LEISURE - TRAVEL - 15.04.2010

Other people’s travel tips

Are you already planning your summer holidays or are you abroad on business often? Then you may want to find out what others have to say: they can point to the nicest places and the best restaurants.

On your smartphone

The Web is crawling with travel guides and tourist information, but these sites often serve commercial purposes only. Fortunately, there are online initiatives presenting information straight from other travellers. If you have a smartphone, Foursquare (http://www.foursquare.com) may prove useful. It’s a free application for your iPhone, BlackBerry, Palm, Android or other portable device. It provides tips from your friends, colleagues or business partners about, for instance, restaurants, museums or shops within a limited radius of your present location. Of course, the idea is that you should also share your own experiences with others. Foursquare is a good initiative, but it has one major restriction: the application detects your location and provides information only in the immediate vicinity on the basis of the location it has detected. In other words, it’s impossible to check beforehand what’s on in, say, Montmartre in Paris when you’re still in London.

Fourwhere

Fortunately, there’s Fourwhere (http://www.fourwhere.com), a website combining Foursquare and Google Maps. This site lets you read all the comments and tips users make about the places they visit, and you don’t even need to be a Foursquare user to read them. Conveniently, you can obtain information about any place, without actually having to be there. Just enter the desired location in the search field. As soon as the map has loaded, click on it and select the Find all comments around here option. Orange bubbles point to interesting locations, and when you click on them the accompanying comments are shown in the right-hand column. Our “Montmartre Paris” test produced a lot of comments and tips, but their quality obviously varied greatly. In most cases, they involved culinary experiences. Tip. You don’t need to confine yourself to one single location: when you again select the “Find all comments around here” option somewhere else on the map, you will see a new load of tips. In this way you can compile your own travel guide. Note. If everything becomes a bit too messy, you can start from scratch by clicking on Clear all. Our final verdict: Fourwhere is a potentially useful source of information but it needs expanding.

Other sources

Besides these “mobile” solutions, there are the familiar guides bundling the experiences of travellers all over the world. IgoUgo (http://www.igougo.com) collects travel reports on 9,000 destinations, and Virtual Tourist (http://www.virtualtourist.com) is even more comprehensive. This site bundles 1.7 million experiences about 73,000 different locations. You can look up your destination via Travel Guides (a thematic index) or using the search field at the top. Conveniently, each destination comes with a structured menu including nightlife, restaurants, transportation, shopping, etc. Tip. Also check out the useful Tourist Traps section!

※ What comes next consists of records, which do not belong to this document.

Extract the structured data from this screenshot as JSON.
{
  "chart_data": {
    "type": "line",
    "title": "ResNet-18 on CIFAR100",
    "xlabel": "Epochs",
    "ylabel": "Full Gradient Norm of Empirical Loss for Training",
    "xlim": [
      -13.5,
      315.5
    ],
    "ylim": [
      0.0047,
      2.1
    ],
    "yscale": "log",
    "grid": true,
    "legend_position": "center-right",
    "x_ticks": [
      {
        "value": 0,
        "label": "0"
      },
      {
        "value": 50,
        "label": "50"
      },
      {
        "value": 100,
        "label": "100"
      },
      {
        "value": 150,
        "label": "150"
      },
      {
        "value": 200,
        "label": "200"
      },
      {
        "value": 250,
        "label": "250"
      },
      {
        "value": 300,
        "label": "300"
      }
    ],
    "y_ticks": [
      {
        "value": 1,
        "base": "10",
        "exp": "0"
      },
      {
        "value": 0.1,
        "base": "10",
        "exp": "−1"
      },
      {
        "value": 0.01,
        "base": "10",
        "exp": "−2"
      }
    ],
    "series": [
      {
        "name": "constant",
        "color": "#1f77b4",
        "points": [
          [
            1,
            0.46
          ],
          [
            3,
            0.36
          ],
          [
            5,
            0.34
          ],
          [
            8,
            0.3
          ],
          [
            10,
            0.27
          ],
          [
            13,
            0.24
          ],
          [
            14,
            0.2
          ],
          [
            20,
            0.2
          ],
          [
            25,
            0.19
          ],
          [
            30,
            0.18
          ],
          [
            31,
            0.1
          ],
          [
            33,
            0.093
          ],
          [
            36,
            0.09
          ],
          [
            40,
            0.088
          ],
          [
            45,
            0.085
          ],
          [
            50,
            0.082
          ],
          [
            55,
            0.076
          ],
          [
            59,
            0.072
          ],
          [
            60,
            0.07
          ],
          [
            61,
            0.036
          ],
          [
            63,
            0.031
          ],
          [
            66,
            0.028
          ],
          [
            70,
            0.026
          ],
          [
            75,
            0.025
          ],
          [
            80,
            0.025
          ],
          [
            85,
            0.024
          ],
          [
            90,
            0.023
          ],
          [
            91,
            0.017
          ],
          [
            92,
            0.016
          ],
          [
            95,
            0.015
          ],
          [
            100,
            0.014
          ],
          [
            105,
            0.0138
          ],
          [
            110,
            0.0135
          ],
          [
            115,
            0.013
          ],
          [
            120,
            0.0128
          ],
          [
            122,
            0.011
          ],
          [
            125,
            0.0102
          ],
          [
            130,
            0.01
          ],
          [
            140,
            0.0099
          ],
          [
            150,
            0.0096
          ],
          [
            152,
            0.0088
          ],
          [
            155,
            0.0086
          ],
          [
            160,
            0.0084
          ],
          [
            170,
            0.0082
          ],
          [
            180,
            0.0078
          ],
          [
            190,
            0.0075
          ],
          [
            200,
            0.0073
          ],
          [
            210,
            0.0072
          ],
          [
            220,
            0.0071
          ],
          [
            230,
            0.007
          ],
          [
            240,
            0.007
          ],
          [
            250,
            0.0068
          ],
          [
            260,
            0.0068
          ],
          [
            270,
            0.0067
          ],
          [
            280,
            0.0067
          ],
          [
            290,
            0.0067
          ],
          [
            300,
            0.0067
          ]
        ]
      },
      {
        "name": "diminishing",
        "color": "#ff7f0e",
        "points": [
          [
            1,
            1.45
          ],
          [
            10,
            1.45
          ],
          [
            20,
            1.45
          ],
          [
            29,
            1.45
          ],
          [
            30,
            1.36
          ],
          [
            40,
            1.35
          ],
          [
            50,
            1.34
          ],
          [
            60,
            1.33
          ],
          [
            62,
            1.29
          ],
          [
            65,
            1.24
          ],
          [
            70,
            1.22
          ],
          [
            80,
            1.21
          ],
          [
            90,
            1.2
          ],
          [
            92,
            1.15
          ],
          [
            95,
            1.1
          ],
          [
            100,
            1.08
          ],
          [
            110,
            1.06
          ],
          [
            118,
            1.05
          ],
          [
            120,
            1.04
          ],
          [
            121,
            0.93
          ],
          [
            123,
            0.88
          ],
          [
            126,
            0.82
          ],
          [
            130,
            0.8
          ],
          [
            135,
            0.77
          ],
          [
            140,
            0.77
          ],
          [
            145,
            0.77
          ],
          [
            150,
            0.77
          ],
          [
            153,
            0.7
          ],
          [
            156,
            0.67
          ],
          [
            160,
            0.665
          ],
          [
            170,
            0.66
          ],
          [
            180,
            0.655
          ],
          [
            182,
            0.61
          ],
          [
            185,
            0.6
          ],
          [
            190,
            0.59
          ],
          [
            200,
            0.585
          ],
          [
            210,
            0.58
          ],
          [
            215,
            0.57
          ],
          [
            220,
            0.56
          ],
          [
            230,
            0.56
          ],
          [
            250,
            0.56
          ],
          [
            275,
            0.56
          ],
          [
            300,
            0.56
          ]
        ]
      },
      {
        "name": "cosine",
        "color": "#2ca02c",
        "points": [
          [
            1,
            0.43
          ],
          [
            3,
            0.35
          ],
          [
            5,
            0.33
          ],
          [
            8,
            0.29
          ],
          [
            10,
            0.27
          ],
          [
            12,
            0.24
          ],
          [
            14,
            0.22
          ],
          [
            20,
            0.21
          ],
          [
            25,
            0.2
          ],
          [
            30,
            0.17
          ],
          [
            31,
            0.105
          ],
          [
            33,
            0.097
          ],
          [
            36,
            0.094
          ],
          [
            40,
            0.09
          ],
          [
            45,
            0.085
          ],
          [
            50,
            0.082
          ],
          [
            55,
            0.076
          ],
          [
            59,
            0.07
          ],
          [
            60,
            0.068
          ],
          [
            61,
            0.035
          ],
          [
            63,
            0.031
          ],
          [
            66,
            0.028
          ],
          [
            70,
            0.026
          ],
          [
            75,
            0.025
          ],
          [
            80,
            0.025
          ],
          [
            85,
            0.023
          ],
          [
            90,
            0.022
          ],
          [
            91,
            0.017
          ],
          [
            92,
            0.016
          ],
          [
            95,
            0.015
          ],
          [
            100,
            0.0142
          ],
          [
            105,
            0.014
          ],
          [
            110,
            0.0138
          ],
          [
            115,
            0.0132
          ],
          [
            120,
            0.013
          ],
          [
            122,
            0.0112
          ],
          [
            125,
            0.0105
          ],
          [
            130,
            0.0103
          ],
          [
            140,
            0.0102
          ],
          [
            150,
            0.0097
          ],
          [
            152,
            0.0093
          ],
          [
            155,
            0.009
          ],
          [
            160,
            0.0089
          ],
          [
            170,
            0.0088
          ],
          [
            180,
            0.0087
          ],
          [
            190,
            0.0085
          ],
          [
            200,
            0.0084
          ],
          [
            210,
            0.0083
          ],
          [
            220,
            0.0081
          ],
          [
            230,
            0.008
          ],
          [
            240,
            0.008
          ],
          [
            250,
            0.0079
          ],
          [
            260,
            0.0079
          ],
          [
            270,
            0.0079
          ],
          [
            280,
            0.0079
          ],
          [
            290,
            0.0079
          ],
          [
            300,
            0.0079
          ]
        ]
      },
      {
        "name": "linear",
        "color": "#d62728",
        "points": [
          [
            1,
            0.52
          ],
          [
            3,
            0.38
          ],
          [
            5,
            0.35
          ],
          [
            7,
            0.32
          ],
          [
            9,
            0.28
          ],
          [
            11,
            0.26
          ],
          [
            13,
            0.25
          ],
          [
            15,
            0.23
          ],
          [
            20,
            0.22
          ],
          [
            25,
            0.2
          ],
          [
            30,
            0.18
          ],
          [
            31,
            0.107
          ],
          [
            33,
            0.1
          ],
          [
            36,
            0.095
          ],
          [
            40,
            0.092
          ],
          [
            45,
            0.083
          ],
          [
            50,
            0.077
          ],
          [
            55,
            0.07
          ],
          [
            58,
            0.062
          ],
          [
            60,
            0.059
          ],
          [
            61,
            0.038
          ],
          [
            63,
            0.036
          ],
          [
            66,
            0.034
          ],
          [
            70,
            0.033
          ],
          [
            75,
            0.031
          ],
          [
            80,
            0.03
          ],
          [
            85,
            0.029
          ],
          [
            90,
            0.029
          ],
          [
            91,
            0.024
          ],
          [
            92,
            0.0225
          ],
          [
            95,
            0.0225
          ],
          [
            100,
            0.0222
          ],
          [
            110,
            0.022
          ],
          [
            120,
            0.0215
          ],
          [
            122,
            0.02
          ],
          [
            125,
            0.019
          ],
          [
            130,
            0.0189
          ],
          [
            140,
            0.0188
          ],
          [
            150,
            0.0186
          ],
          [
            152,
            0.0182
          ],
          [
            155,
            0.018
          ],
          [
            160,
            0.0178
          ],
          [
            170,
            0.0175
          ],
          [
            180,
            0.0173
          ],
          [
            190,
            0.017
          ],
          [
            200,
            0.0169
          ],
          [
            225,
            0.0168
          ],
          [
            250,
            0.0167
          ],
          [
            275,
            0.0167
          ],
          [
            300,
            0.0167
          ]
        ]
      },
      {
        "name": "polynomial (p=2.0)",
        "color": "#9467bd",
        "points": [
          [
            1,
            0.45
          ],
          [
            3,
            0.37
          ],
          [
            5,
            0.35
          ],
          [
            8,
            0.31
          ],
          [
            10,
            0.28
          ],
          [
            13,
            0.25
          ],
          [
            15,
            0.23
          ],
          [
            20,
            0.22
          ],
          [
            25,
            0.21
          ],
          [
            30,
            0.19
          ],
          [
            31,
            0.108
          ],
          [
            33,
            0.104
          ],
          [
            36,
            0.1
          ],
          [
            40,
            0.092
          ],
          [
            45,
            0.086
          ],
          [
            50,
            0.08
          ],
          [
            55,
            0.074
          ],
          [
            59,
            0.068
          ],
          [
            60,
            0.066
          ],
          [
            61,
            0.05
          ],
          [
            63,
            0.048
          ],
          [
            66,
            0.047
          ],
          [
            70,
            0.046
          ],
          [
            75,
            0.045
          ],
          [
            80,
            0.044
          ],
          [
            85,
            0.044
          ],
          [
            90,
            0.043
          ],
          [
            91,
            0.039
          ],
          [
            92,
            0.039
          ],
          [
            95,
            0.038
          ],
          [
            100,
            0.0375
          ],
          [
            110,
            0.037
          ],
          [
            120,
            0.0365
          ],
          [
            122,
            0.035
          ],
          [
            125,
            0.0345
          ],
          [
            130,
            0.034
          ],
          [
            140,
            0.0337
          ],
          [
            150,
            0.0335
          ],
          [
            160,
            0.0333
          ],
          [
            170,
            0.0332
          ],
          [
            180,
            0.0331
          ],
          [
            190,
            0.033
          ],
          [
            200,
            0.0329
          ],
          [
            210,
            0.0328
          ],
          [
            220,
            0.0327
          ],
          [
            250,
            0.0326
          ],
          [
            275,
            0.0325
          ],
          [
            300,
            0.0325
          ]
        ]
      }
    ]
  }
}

With more than 30 million reviews, TripAdvisor (http://www.tripadvisor.co.uk) is even larger than Virtual Tourist. The reviews again cover a wide range of aspects (restaurants, things to do, etc.), but we would have preferred a few more sections. Still, this website is a treasure-trove of information, even to the extent that the gigantic number of travel reviews and opinions sometimes makes it hard to find your way here.

You can find objective and reliable travel experiences at Virtual Tourist. TripAdvisor is even more comprehensive, but is a bit less structured. Fourwhere is an interesting newcomer, but it needs expanding.